引退発表の高市未来、晴れやかに報告「もう頑張れない」五輪3大会メダル届かず「本当に高い壁だった」コーチに転身
柔道女子63キロ級で五輪3大会連続出場の高市未来(30)=コマツ=が30日、現役を引退し、指導者の道に進むことを発表した。同日、都内で取材に応じ「本日をもちまして引退することになりました。長年ありがとうございました。現役生活を振り返ると悔しさも少しあるが、柔道をまた違う目線で勉強し、見ていきたい気持ちが強い。これからも日本柔道の発展に少しでも力になれるように頑張りたい」と晴れやかな表情で報告した。
高市は足技や寝技などを武器に、2016年リオデジャネイロ、21年東京、24年パリと3大会連続で五輪に出場。個人戦ではメダルに届かなかったものの、東京、パリでは混合団体戦で銀メダル獲得に貢献した。また、リオ、東京は旧姓の田代で出場した後、22年に元世界選手権代表の高市賢悟氏と結婚。今夏は高市姓で出場した。
パリ五輪の後は「まだやりたいかも」と進退について悩んだというものの、「10月に入ってから、少しずつ、やっぱりもう頑張れないなと。練習でももう一踏ん張りがないし、世界に挑戦するには難しいと思って今月初めに(引退を)決断した」と明かした。

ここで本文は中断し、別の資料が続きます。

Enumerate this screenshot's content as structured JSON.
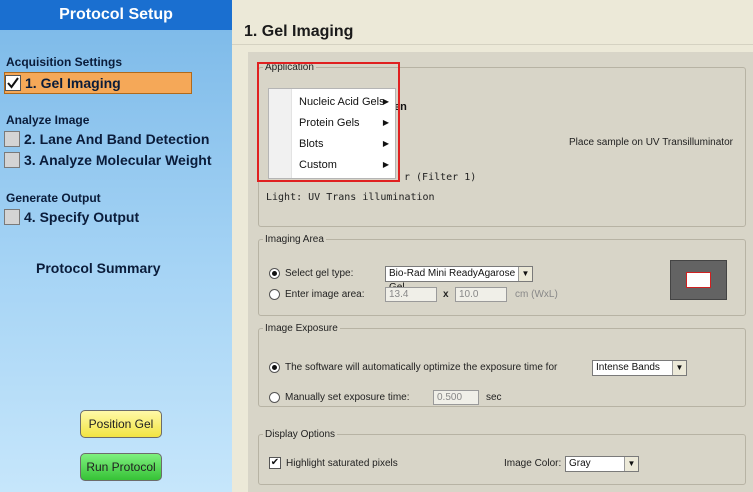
{
  "sidebar": {
    "title": "Protocol Setup",
    "sections": {
      "acquisition": "Acquisition Settings",
      "analyze": "Analyze Image",
      "generate": "Generate Output"
    },
    "steps": [
      {
        "label": "1. Gel Imaging",
        "checked": true
      },
      {
        "label": "2. Lane And Band Detection",
        "checked": false
      },
      {
        "label": "3. Analyze Molecular Weight",
        "checked": false
      },
      {
        "label": "4. Specify Output",
        "checked": false
      }
    ],
    "summary": "Protocol Summary",
    "position_gel": "Position Gel",
    "run_protocol": "Run Protocol"
  },
  "main": {
    "title": "1. Gel Imaging",
    "application": {
      "legend": "Application",
      "partial_en": "en",
      "place_sample": "Place sample on UV Transilluminator",
      "filter_partial": "r (Filter 1)",
      "light": "Light: UV Trans illumination",
      "menu": [
        {
          "label": "Nucleic Acid Gels"
        },
        {
          "label": "Protein Gels"
        },
        {
          "label": "Blots"
        },
        {
          "label": "Custom"
        }
      ]
    },
    "imaging_area": {
      "legend": "Imaging Area",
      "select_gel_label": "Select gel type:",
      "gel_type": "Bio-Rad Mini ReadyAgarose Gel",
      "enter_area_label": "Enter image area:",
      "width": "13.4",
      "x_sep": "x",
      "height": "10.0",
      "units": "cm (WxL)"
    },
    "image_exposure": {
      "legend": "Image Exposure",
      "auto_label": "The software will automatically optimize the exposure time for",
      "auto_option": "Intense Bands",
      "manual_label": "Manually set exposure time:",
      "manual_value": "0.500",
      "manual_unit": "sec"
    },
    "display_options": {
      "legend": "Display Options",
      "highlight_label": "Highlight saturated pixels",
      "color_label": "Image Color:",
      "color_value": "Gray"
    }
  },
  "colors": {
    "title_bar": "#1a6fd0",
    "active_step": "#f5a858",
    "annotation": "#e02020"
  }
}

3大会に出場しつつも個人戦でメダルに届かなかった五輪については「本当に高い壁だった」と高市。「でも、そこに向けて全てを懸けて挑んだので、すごく有意義な時間だったし、苦しいことも楽しいこともたくさんあったし、すごく貴重な時間だった。成功して終わりたかったが、そうはいかなかったので、そういった(悔しい)感情や経験も生かしていきたい」と振り返った。
今後はコマツでコーチを務めるが、「今までは自分自身のために一生懸命頑張ってきたので、人に伝えることが苦手だったが、(選手と)うまくコミュニケーションを取れるようにしたい。もう少し柔道を楽しみたいし、大きな視野を持って柔道を見ていきたい」と語った。
この日、所属を通じて引退を発表した高市は、東京・講道館で行われたウクライナチームとの交流事業にアスリート委員として参加。自国では柔道の練習すらままならない若手選手の練習相手を務めた。なお、引退会見は行わない。